Malone then hosted a meeting of a dozen like-minded Republicans at his Susquehanna Avenue home, and over the next several months they wrote a platform, built a phone bank to get out the party faithful, and generally organized the party to contest elections.

 “The first of December,” he recalled, “we began a campaign to get people to attend the caucus.  We called people up.  We talked to them on the street.”

Malone’s Pratt was the Republican gathering place.  The Pioneer Grill (now Cooley’s) was the Democratic hangout.

“At the time,” Waller said, “the Republicans were branded as the progressives.  We were breaking with the conservatives.”

It all came to a head on Monday, Jan. 23, 1978, when both parties scheduled their caucuses, according to that week’s Freeman’s Journal.

From seven the year before, 54 Republicans gathered in the third-floor ballroom, and a lively debate ensued.  The newspaper quoted Robert Daly declaring, “Good government is decided by opposition.

Alva Welch made the motion to withdraw from the Union Ticket.  Dr. Emery Hermann seconded it.  The vote was 27-20, passing the motion. The news was carried downstairs to the Democrats, who were still considering a similar motion.

That was “unfair to this caucus,” declared the village Democratic chairman, Stu Taugher.  “Please vote as you would have voted before.”

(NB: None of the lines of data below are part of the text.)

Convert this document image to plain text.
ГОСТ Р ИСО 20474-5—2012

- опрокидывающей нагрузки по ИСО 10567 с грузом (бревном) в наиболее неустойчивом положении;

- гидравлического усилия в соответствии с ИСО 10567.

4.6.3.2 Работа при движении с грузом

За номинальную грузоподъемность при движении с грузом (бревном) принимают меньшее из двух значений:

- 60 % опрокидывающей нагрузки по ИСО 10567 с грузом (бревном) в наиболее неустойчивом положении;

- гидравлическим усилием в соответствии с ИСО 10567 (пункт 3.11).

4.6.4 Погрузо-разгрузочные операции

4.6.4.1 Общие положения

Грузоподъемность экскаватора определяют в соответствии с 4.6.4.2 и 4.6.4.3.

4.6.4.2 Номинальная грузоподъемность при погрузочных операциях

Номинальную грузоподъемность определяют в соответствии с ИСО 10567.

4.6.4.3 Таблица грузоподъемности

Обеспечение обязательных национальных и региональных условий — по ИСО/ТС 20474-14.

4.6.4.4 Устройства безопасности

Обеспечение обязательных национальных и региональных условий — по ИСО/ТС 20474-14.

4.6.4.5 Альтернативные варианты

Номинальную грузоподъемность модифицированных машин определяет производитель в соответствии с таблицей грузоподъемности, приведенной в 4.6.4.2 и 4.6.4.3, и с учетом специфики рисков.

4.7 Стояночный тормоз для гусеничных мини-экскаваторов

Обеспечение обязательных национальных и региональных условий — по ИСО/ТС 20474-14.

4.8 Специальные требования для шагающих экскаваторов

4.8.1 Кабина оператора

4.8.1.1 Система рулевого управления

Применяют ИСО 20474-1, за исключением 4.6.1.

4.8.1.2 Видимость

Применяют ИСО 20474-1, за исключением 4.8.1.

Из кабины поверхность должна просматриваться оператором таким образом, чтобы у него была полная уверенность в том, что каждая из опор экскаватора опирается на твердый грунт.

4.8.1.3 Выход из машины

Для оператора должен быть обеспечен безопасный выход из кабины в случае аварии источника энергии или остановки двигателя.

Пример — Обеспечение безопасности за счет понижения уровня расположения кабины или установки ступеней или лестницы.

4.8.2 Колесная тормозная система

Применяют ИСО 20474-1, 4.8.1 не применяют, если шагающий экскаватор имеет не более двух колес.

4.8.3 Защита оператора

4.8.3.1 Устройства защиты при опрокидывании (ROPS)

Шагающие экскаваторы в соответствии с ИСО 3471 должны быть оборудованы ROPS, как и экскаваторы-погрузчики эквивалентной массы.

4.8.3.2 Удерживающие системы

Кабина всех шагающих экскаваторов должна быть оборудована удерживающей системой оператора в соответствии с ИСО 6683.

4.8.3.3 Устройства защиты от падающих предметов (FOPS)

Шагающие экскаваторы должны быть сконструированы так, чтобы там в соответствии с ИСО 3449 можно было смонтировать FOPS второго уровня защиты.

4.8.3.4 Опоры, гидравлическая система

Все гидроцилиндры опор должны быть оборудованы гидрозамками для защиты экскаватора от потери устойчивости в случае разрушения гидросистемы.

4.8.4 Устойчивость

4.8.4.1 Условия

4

The Democratic tally was 16-12 in favor of the status quo.  But the Union Ticket, which required both parties to agree, was dead.

“I hate to see 58 years of excellent history go down in one strike,” lamented Taugher.  “I don’t believe the new system will be a success.”

The Republicans the nominated Bill Zoeller for mayor, and William Ronk and Jim Brophy as trustees.

The Democrats nominated former mayor Gerry Clark for another term.  Arnold Staffin and Toby Tighe were nominated for trustee.  That March, the Democratic slate was elected.

“We lost for the first few years,” said Waller.  “A lot of dyed-in-the-wool Republicans were very upset we didn’t win.  We’d come up with a strategy and didn’t win.”

Still, he said, “the end result: They got more people involved with the selection of who wanted to run.  It made the candidates articulate their positions, rather than just be appointed.”
And things started to change. “I think we elected a trustee first,” Waller said. “Then we took control of the board.”  Republicans supported the first female trustee, Dutchie Lewis.

And, in 2000, Carol – Bill’s wife – ran for mayor as a Republican, and won.  “That solidified it,” Waller said.